Acklin, the team's president of business operations, told the local outlet that a person or persons used fake documentation to take the shipment of bobbleheads out of the holding facility.

"Somebody put fake paperwork in the hands of a distribution center," Acklin said. "They walked away or drove away with our product. And were starting to make contact with the company about delivering it back. Ultimately, it took about a week."

The shipping company then used its own "cargo recovery team" to acquire the shipment. The Penguins executive also alluded to the fact that the thieves made ransom demands but could not clarify if the shipping company paid a ransom.

"We weren't directly involved in paying any ransom," Acklin explained. "It was on the supplier to recover them and deliver them, and they did that. Now, I'm not sure 100% if they paid anything for that. My guess is that they probably did, and they have insurance for this kind of loss."

The hockey executive said that the thieves had not been arrested but that the truck with the bobbleheads was indeed secured by the recovery team.

An official team announcement said that the "special cargo recovery team negotiated the return of the stolen property to a secure warehouse."
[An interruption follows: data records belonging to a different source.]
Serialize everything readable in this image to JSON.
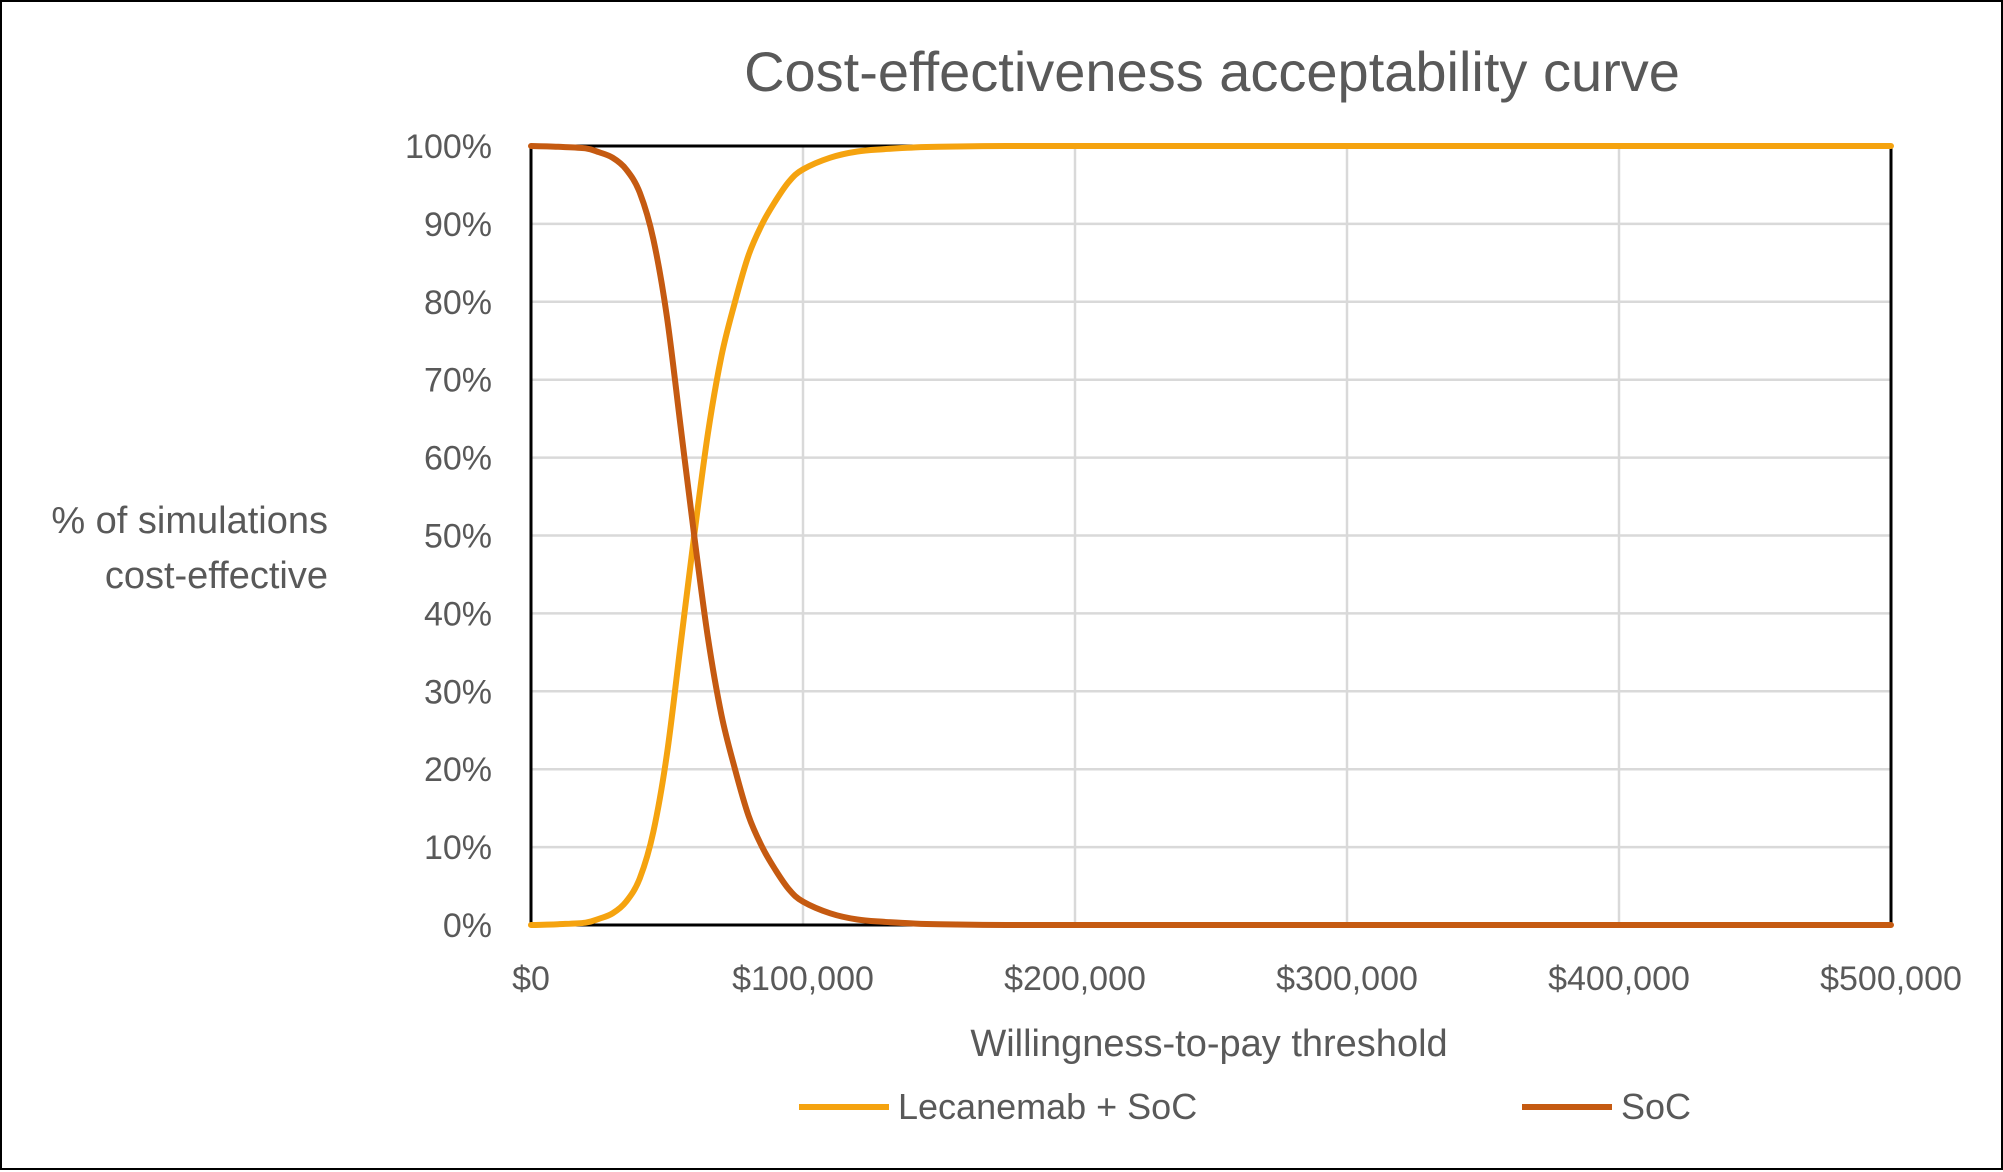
{
  "chart_data": {
    "type": "line",
    "title": "Cost-effectiveness acceptability curve",
    "xlabel": "Willingness-to-pay threshold",
    "ylabel_lines": [
      "% of simulations",
      "cost-effective"
    ],
    "xlim": [
      0,
      500000
    ],
    "ylim": [
      0,
      100
    ],
    "x_ticks": [
      0,
      100000,
      200000,
      300000,
      400000,
      500000
    ],
    "x_tick_labels": [
      "$0",
      "$100,000",
      "$200,000",
      "$300,000",
      "$400,000",
      "$500,000"
    ],
    "y_ticks": [
      0,
      10,
      20,
      30,
      40,
      50,
      60,
      70,
      80,
      90,
      100
    ],
    "y_tick_labels": [
      "0%",
      "10%",
      "20%",
      "30%",
      "40%",
      "50%",
      "60%",
      "70%",
      "80%",
      "90%",
      "100%"
    ],
    "grid": true,
    "legend_position": "bottom",
    "x": [
      0,
      10000,
      20000,
      25000,
      30000,
      35000,
      40000,
      45000,
      50000,
      55000,
      60000,
      65000,
      70000,
      75000,
      80000,
      85000,
      90000,
      95000,
      100000,
      110000,
      120000,
      130000,
      140000,
      150000,
      175000,
      200000,
      250000,
      300000,
      400000,
      500000
    ],
    "series": [
      {
        "name": "Lecanemab + SoC",
        "color": "#f5a30f",
        "values": [
          0,
          0.1,
          0.3,
          0.8,
          1.5,
          3.0,
          6.0,
          12.0,
          22.0,
          36.0,
          50.0,
          63.0,
          73.0,
          80.0,
          86.0,
          90.0,
          93.0,
          95.5,
          97.0,
          98.5,
          99.3,
          99.6,
          99.8,
          99.9,
          100,
          100,
          100,
          100,
          100,
          100
        ]
      },
      {
        "name": "SoC",
        "color": "#c55a11",
        "values": [
          100,
          99.9,
          99.7,
          99.2,
          98.5,
          97.0,
          94.0,
          88.0,
          78.0,
          64.0,
          50.0,
          37.0,
          27.0,
          20.0,
          14.0,
          10.0,
          7.0,
          4.5,
          3.0,
          1.5,
          0.7,
          0.4,
          0.2,
          0.1,
          0,
          0,
          0,
          0,
          0,
          0
        ]
      }
    ]
  }
}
After the shipment initially went missing, the Penguins' publicity team quickly went to work and made light of the situation, capitalizing on the popularity of the all-time great player Jagr.

"Did anybody see my bubbleheads?? 18000 of them. Actually, I got one, missing 17,999. Let me know. Thank you," Jagr wrote on his X account.

The team then quickly filmed Jagr taking a fictional journey in his car to find the remaining figurines. That video prompted conspiracy theories that the shipment theft was a publicity stunt, with hosts on "The Pat McAfee Show" wondering if the story had been "a work" of fiction.

"Was the theft a publicity stunt?" a fan asked the hockey team directly on Instagram.

"They were actually stolen, unfortunately," the team replied. "All fans in attendance will receive a voucher that includes a one-time scannable barcode that will be required to pick up the bobblehead at a later date," the team added.

The cargo never it made it out of California, although Acklin had a moment of concern that they might have gone north of the border.

"I got the call, and they said we have the cargo, it's in Ontario. I'm like, 'How did they get to Canada?' But apparently, it was Ontario, California."

Ticket-holders will use vouchers to acquire the precious memorabilia that was promised to them nearly a month before.